University of Memphis launches Memphis Research Ecosystem Leaders Program
The University of Memphis has launched a new yearlong initiative to connect research leaders at the university who have seen success in their individual labs to researchers with strategic focuses to create large-scale transformational research ecosystems.
According to an announcement, the university’s inaugural cohort of the Memphis Research Ecosystem Leaders (MREL) will include researchers from the School of Public Health, College of Health Sciences, Herff College of Engineering, College of Education, College of Arts & Sciences, Loewenberg College of Nursing and Fogelman College of Business & Economics as well as partnerships with Jackson State University, Rust College, and Lemoyne Owen College.
The announcement said the MREL will create a pathway for faculty to develop the skills needed to lead large research, ecosystem-level, efforts by providing training in strategic doing, ecosystem mapping, entrepreneurial skillsets, project management, communications, equitable team development and related programs. These faculty will also work to cultivate funding from alternative sources, develop materials for executive and industry promotion and the process for procuring larger center-level grants from federal agencies.

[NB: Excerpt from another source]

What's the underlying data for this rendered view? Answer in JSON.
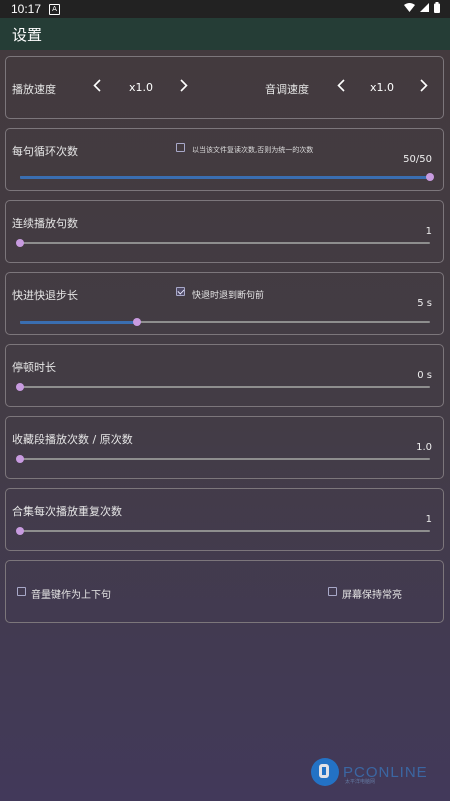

According to the news release, some of the most notable research successes at the University of Memphis have been led by “multi-disciplinary, decentralized centers that convene experts to address topics in collaborative, outcome-driven and responsive ways,” including the NSF Industry-University Center for Electric and Autonomous Trucking (CEAT), Public Health – Informatics, Data, Equity, Analytics Systems (PH-IDEAS) and Center for Regional Economic Enrichment (CREE) as well long-standing centers such as the NIH-launched mHealth Center for Discovery, Optimization, and Translation of Temporally-Precise Interventions (mDOT Center).
Eighteen faculty members from the UofM will be joined by five faculty members from Jackson State University, Rust College and Lemoyne Owen College in the inaugural cohort. The cohort will engage in monthly sessions supported by individual grants and research development consultation and taught by teams at the University of Memphis and partner institutions from across the country. The program is based on similar programs at Carnegie R1 Institutions and programs such as the NSF Leap-to-Large faculty training, according to the announcement.